Every now and then, you need embeddings when training machine learning models. But what exactly is such an embedding and why do we use it?

Basically, an embedding is used when we want to map some representation into another dimensional space. Doesn’t make things much clearer, does it?

So, let’s consider an example: we want to train a recommender system on a movie database (typical Netflix use case). We have many movies and information about the ratings of users given to movies.

Assume we have 10 users and 100 movies. When training a machine learning model, we need to represent the users and movies as numbers, so we could just create vectors of size 10 for users and size 100 for movies respectively.

For user 4, the vector would have all zeros except for at the fourth position where there is a 1. That would be called a sparse vector as most digits are 0.

[0 0 0 1 0 0 0 0 ...] - user number 4
len([0 0 0 1 0 0 0 ...]) = 10

Using this representation, we can identify our users and our movies, but the representation doesn’t really tell us much about our problem. Ideally we would want to learn something about the relations between users and movies, i.e. we want to know if user 2 is similar to user 4 or not and we want to know if movie 15 is similar to movie 25 or not. And even more importantly: we want to know if user 4 likes movie 15 given their ratings of other movies.

Embeddings can help us in this case, because we can map a user and a movie to a higher dimensional space, so it is not just a single number, but rather has several “properties” that we can use. You can think of these “properties” as dimensions of interest, e.g. one dimension could be whether a movie is filled with action or more quiet. The same dimension for the user could then mean whether that user tends to like action filled movies or not.

So instead of having a big sparse vector for a user or a movie, we want to have a representation of the interests of the user or the type of the movie. An embedding can do that for us as it is like a lookup table to map from a value to a content vector.

When we think that our movies can be described in 3 different dimensions and thus also the preferences of our users in 3 dimensions, we would want a 3 dimensional vector per user or movie:

-> Mapping from [0 0 0 1 0 0 0 0 ...] or user index 3 to [0.54 0.23 -0.4]

Embeddings are basically a big lookup table mapping from values to vectors. The cool thing is that the resulting vectors in turn can be used as parameters in our model, so we can change them during training to create embeddings which better encapsulate the meaning which represents our data.
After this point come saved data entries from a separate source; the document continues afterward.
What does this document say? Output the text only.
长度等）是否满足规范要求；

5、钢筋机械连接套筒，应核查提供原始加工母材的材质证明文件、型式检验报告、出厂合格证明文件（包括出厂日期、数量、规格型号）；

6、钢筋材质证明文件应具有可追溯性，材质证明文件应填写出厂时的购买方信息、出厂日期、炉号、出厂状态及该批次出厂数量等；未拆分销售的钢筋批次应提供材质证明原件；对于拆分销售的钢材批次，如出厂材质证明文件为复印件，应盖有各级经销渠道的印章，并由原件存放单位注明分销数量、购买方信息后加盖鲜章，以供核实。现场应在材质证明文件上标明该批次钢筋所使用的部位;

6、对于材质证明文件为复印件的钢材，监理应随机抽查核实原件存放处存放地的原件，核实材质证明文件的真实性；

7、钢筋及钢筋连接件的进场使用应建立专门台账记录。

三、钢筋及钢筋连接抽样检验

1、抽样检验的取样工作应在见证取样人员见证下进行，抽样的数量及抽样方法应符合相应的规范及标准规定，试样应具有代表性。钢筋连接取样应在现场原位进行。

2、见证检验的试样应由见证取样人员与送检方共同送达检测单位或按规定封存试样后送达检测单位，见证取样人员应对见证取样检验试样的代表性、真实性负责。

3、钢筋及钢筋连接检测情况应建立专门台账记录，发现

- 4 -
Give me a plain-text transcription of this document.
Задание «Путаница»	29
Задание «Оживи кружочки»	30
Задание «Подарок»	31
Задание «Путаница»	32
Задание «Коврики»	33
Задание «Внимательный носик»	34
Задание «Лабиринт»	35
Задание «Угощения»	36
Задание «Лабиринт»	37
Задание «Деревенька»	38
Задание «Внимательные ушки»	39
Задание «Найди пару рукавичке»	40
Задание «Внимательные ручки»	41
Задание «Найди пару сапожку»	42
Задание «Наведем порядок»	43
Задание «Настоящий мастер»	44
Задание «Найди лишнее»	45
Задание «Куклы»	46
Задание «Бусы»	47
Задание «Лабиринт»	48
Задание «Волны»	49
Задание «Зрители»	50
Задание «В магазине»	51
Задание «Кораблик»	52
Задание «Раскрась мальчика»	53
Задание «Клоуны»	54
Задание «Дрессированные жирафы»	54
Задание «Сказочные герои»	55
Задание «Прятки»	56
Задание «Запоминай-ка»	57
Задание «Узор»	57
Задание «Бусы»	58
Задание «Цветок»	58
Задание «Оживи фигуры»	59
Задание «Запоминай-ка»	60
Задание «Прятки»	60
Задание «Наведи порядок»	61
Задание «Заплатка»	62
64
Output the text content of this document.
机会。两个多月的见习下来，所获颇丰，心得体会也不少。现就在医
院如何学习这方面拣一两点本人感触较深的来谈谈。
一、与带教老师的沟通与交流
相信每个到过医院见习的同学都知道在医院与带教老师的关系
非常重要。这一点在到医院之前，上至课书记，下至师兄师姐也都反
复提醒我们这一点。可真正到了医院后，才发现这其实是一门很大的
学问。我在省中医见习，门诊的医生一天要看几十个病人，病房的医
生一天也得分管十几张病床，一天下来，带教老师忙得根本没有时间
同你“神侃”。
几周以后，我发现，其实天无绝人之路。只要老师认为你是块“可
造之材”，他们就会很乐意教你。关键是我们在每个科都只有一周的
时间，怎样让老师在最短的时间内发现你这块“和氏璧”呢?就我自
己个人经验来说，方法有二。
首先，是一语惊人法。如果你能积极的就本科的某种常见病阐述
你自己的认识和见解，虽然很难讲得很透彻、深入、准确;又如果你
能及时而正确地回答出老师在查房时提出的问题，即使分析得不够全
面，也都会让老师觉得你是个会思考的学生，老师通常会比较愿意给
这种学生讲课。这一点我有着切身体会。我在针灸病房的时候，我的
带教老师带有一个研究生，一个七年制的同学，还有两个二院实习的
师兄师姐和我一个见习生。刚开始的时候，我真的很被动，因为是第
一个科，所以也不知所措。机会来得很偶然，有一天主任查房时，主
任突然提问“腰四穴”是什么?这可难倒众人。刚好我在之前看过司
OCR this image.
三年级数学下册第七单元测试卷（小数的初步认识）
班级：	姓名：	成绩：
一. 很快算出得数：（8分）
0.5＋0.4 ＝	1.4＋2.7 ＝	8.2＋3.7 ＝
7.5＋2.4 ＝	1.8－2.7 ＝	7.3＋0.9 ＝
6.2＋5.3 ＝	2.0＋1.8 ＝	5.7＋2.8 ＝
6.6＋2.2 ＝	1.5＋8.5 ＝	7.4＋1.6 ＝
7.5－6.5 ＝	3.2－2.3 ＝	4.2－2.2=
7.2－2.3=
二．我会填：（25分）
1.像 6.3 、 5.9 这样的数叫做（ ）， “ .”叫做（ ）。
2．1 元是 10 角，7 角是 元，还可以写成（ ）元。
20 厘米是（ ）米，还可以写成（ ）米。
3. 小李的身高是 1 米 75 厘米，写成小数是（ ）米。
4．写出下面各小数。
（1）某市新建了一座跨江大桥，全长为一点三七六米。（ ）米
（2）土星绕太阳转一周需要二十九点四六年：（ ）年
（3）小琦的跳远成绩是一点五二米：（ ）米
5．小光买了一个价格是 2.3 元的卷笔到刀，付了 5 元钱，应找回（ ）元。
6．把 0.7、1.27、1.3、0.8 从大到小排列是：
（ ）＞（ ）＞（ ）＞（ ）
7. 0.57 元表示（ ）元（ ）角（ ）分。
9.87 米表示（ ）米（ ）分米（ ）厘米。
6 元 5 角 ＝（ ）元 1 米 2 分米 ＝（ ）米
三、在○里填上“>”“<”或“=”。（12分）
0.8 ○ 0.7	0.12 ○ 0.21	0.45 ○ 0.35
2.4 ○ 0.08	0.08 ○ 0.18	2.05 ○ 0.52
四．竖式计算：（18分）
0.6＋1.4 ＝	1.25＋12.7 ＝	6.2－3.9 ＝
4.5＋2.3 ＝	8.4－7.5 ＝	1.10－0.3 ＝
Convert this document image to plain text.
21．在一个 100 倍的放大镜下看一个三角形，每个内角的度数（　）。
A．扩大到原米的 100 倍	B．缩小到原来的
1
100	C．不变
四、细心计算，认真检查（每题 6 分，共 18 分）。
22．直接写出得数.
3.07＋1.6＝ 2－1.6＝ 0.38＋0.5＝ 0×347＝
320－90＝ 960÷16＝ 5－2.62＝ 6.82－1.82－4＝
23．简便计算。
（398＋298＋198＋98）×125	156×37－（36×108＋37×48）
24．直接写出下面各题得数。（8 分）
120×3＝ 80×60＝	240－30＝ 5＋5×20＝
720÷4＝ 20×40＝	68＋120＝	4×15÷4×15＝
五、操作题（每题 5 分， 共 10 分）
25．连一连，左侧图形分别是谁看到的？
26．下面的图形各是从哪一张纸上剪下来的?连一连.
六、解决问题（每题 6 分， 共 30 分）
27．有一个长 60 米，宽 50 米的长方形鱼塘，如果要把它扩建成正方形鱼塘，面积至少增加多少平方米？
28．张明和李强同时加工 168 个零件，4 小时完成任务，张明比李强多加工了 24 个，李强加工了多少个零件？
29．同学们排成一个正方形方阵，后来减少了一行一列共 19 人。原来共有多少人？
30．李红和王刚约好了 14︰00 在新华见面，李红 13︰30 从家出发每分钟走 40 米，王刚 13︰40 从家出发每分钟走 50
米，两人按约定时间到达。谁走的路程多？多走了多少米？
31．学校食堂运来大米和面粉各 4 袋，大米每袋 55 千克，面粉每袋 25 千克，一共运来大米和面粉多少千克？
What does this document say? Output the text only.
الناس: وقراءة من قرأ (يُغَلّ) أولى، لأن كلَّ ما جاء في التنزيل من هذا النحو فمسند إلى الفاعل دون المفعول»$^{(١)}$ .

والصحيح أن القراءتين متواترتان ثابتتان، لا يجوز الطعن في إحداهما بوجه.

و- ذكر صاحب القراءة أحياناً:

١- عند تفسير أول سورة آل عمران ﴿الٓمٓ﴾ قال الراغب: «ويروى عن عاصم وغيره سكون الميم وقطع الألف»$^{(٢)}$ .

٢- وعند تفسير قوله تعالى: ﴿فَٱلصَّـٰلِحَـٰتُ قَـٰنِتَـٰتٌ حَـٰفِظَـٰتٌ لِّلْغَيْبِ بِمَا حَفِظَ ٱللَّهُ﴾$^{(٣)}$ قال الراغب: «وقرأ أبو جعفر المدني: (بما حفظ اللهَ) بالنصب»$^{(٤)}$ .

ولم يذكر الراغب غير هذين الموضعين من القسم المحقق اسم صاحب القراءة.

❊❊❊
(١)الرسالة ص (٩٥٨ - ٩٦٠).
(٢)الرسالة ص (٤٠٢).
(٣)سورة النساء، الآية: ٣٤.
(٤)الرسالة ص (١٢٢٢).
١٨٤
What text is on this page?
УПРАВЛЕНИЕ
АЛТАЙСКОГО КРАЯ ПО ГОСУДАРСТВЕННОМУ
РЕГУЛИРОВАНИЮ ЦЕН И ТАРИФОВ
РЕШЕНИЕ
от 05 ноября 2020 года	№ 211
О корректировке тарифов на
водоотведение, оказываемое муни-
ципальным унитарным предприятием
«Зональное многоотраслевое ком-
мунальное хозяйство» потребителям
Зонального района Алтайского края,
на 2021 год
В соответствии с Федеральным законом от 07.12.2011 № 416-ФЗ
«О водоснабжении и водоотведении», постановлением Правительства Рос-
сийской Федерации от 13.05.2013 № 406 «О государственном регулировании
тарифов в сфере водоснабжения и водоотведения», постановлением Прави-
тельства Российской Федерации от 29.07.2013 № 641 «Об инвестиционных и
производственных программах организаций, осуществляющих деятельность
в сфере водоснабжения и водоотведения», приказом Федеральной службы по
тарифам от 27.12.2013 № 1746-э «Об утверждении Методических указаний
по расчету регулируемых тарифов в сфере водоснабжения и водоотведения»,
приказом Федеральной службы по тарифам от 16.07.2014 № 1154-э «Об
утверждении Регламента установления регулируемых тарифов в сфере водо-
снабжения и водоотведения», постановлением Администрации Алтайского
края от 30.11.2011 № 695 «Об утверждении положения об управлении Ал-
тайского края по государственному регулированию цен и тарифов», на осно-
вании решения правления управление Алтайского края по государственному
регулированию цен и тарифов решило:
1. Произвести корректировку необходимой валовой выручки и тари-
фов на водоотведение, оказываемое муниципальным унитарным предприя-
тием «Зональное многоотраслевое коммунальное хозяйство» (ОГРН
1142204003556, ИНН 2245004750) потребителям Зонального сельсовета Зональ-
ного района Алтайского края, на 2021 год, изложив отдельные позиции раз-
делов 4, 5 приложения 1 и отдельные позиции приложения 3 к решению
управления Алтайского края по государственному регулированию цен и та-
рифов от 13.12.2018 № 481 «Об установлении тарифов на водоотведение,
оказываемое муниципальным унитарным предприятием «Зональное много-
Over time, by using gradient descent, our model adjusts the embeddings to better represent the interest of our users. This can be done by initializing the embeddings at random and then using the user and movie embeddings to predict what ratings a user would give for each movie. As we have some real ratings from users, we can calculate an error rate from the deviation of our predictions. Then gradient descent is used to reduce that error by tweaking our embeddings and then repeat. In the end, the embeddings represent a good model of users interests and movie representations and we can find movies a user might like by finding movies which have embeddings similar to embeddings which the user rated highly positive.

Code often tells us more than plain text, so let’s take a look at a PyTorch example of how to make such an embedding (the learning part is not explained here):

import torch
from torch.nn import Embedding

num_users = 10
num_movies = 100
embedding_dimensions = 3

user_embedding = Embedding(num_users, embedding_dimensions)
movies_embedding = Embedding(num_movies, embedding_dimensions)

Getting the representation of our first user (user number 0):

tensor([[ 0.8759,  1.3393, -0.8696]], grad_fn=<EmbeddingBackward>)

This is how easy it is to use embeddings in PyTorch.

There are many other use cases for embeddings. For example in language models, embeddings are used to map words to meaningful semantic vectors, so we can detect similarity between words and map them semantically. One famous example for word vectors is that you can take the embedding vector of the word “king” and then subtract the word vector of the word “man” and add the word vector of the word “woman” to approximately end up at the word vector of “queen”.